El pueblo, desde el río hasta la ruta queda como a nueve cuadras, yo solo estoy a dos. De largo creería que no llega a veinte, incluyendo las casas más alejadas. Hay casas muy hermosas y grandes, con terrenos también inmensos.

Pasan colectivos para la ciudad de Santa Fe, que queda como a una hora; y un colectivo chico que recorre los distintos departamentos cercanos.

Ya hace tres meses que vivo aquí y cada día me sorprendo más, me maravillo por este espacio al que el destino me llevó. Pero especialmente me maravillo por su gente.

Gente como este señor a quien le compré un mueble y, a la semana siguiente, le pedí si me lo podía cambiar. Me respondió que sí, pero como el que ahora yo había elegido era un poco más caro tuve que decirle que en ese momento no contaba con el dinero suficiente.

El mueblero amablemente me dijo que no me hiciera problemas, que esa tarde me llevaría el mueble y que se lo pagara cuando pudiera. Eso sucede solo en un pueblo de gente sana. Creo que eso, nobleza, es lo que veo todos los días en la gente de Calchines.

Ya me conocen hasta los perros que, felizmente, viven sueltos. Y cuando salgo y vuelvo, vienen tres corriendo a saludarme. Así es como por esas vueltas de la vida, lejos de esa California de sol, material, que quedó tan astronómicamente lejos, encontré que disfruto de estas sencillas cosas de la vida que creía perdidas.

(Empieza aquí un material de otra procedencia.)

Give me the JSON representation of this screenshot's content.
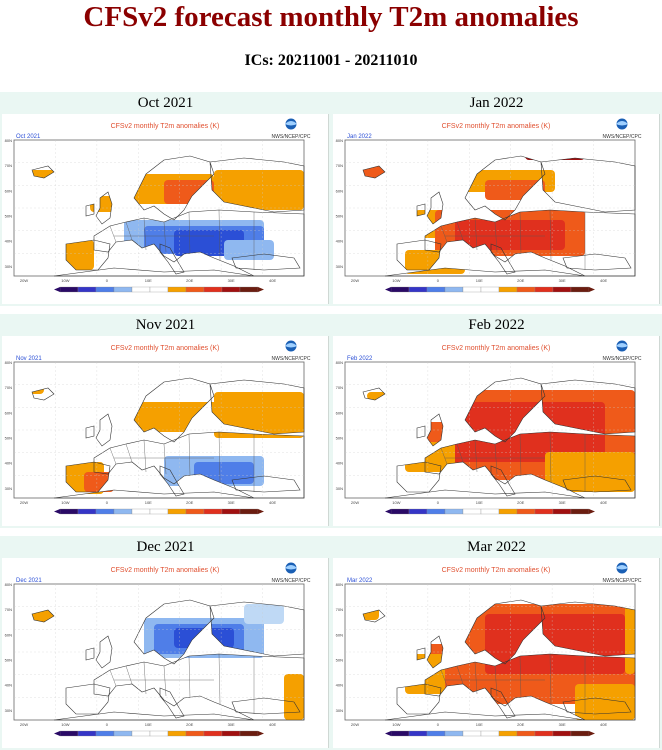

Cuentista argentina que durante gran parte de su vida residió en Los Ángeles, California. Activa miembro de organizaciones culturales como la Peña Literaria La Luciérnaga, Utopía y el Taller
Hispanoamericano de Cultura. Algunas de sus narraciones fueron publicadas en El monóculo, La hoja, Mirando hacia el sur y en La-Luciernaga.com.

2 comentarios

  1. Muy interesante tu análisis del regreso y del país, así como también la descripción del pueblo y tu nueva realidad. Los paisajes son muy bonitos y si la gente es agradable como dices, seguramente vas a sentirte cómoda bien rápido. También encontraras nuevas vivencias para escribir y compartir con las viejas y nuevas amigas y amigos. No hay duda que este paso en tu vida ha requerido valentía!

  2. Las partidas son dolorosas. Se deja parte de la identidad, familiares, amigos, lugares de nuestras rutinas, y, muchas veces, no se vuelven a recuperar jamás. Pero también es una oportunidad para despojarse de lo que ya caducó en nuestras vidas e iniciar esa nueva etapa que, generalmente, nos permite soñar… aunque después no se concreten nuestros proyectos. Suerte, Norma, mucha suerte, en tu nuevo mundo, (que en realidad no es tan nuevo ya que es el terruño natal), suerte en tu regreso, suerte y que se cumplan tus nuevos sueños.